Our Germans had vanished at this point. A lot of people detach from the cable for a bite to eat. Instead there was a middle aged couple, the woman in front, the man behind. They seemed to be finding the going, which had got very vertical at this point, quite tricky. The queue slowed to a crawl as people floundered above us on a properly vertical section, only without stemples. The poor lady in front of me started making whimpering noises. I don’t think she was having a happy time. Shortly after, her husband’s shoe fell apart!
Not ideal, but at this point you’re basically done, save for the crowd pleasing suspension bridge over the void. Cross that and then walk to the mountain refuge for a well earned lunch. I had a beer and we both had dumplings in broth (a local specialty), before deciding to head down.
Remember the maps with the routes? The standard descent is marked in green.
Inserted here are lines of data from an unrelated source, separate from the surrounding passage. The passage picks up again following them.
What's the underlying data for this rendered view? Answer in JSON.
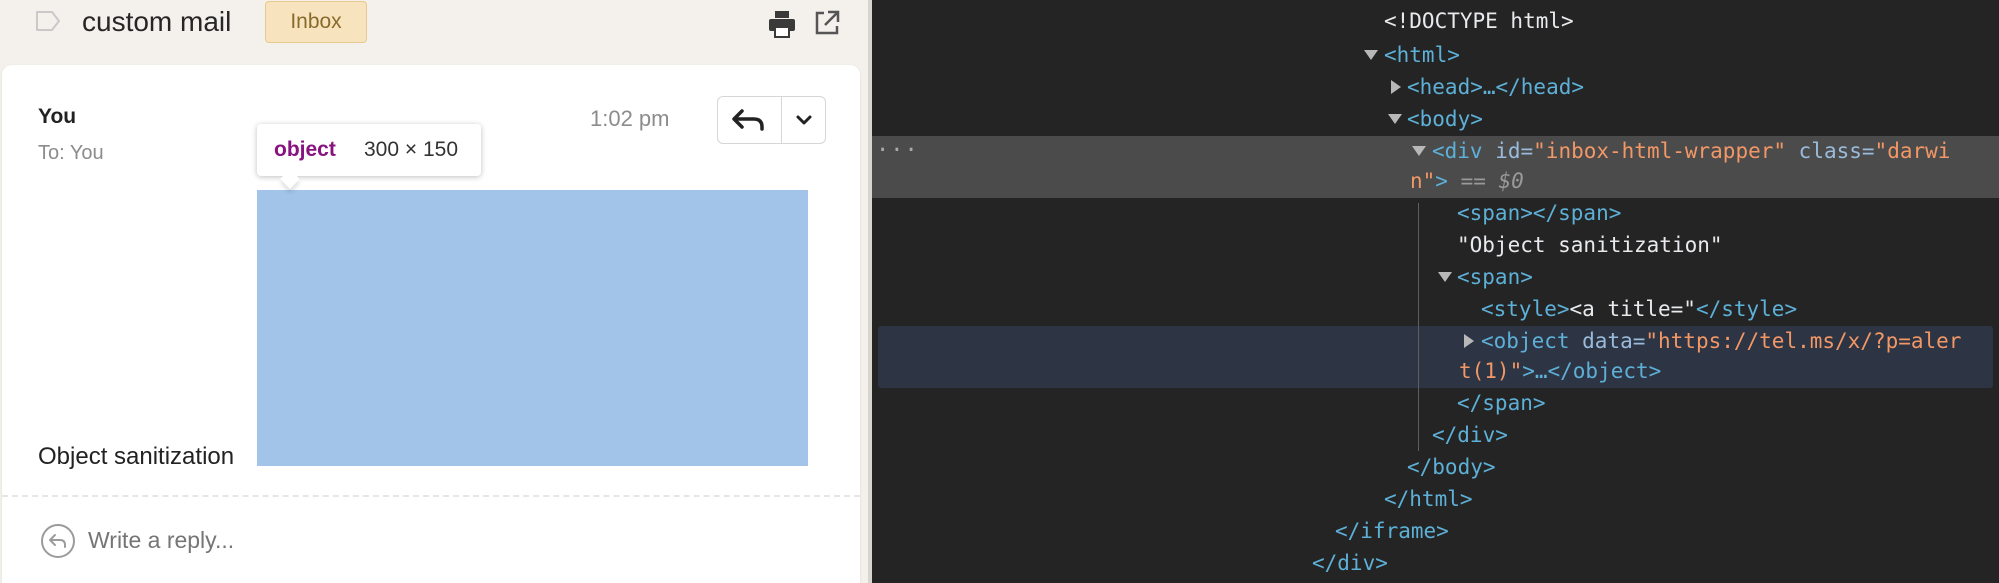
{
  "mail": {
    "subject": "custom mail",
    "label_badge": "Inbox",
    "icons": {
      "label": "label-outline-icon",
      "print": "print-icon",
      "popout": "popout-icon",
      "reply": "reply-icon",
      "menu": "chevron-down-icon",
      "reply_circle": "reply-circle-icon"
    },
    "message": {
      "sender": "You",
      "recipient": "To: You",
      "time": "1:02 pm",
      "body_text": "Object sanitization"
    },
    "inspector_tooltip": {
      "tag": "object",
      "size": "300 × 150"
    },
    "reply_placeholder": "Write a reply..."
  },
  "devtools": {
    "lines": {
      "doctype": "<!DOCTYPE html>",
      "html_open": "<html>",
      "head": "<head>…</head>",
      "body_open": "<body>",
      "div_open_tag": "<div",
      "div_id_attr": " id=",
      "div_id_val": "\"inbox-html-wrapper\"",
      "div_class_attr": " class=",
      "div_class_val_1": "\"darwi",
      "div_class_val_2": "n\"",
      "div_close_bracket": ">",
      "div_selected_marker": " == $0",
      "span_empty": "<span></span>",
      "text_node": "\"Object sanitization\"",
      "span_open": "<span>",
      "style_open": "<style>",
      "style_content": "<a title=\"",
      "style_close": "</style>",
      "object_open": "<object",
      "object_data_attr": " data=",
      "object_data_val_1": "\"https://tel.ms/x/?p=aler",
      "object_data_val_2": "t(1)\"",
      "object_close_part": ">…</object>",
      "span_close": "</span>",
      "div_close": "</div>",
      "body_close": "</body>",
      "html_close": "</html>",
      "iframe_close": "</iframe>",
      "outer_div_close": "</div>"
    },
    "ellipsis": "···"
  },
  "colors": {
    "highlight": "#a1c4e8",
    "devtools_bg": "#242424",
    "tag": "#5db0d7",
    "attr_value": "#f29766",
    "tooltip_tag": "#881280",
    "badge_bg": "#f7e4bf"
  }
}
You zigzag down a steep scree filled erosion gully until you’ve descended 650 metres, and then you’re done. The descent is a bit soul destroying though: endless switchbacks of scree, scree and more scree.
That’s the way we’ve descended previously. The blue one, advertised as a bit longer, but a picturesque amble down a lovely valley, sounded enticing and it was still only lunchtime. Why not?
Basically, false advertising is a thing. It’s a walk to a steep chossy porto-scramble down into a scree-filled erosion gully, which you descend for a few hundred metres. This takes ages and leaves you on the broad flat section between the two bits of ferrata, only about a mile down the valley. You then reascend for a while until you cross your former path and are presented with the choice of ascending a bit more to reach the other descent path, or down climbing the (now thankfully deserted) lower section of the via ferrata.
We opted to down climb because it was the shortest route, but down climbing a ferrata is a nerve-wracking affair. Stuff that seemed trivial on the way up suddenly seems very hard and accident prone. Still, we made it back to the hotel by 5 and jumped straight in the hot tub. Bliss!
VF Sci Club 18 tomorrow. Now that one does not mess about.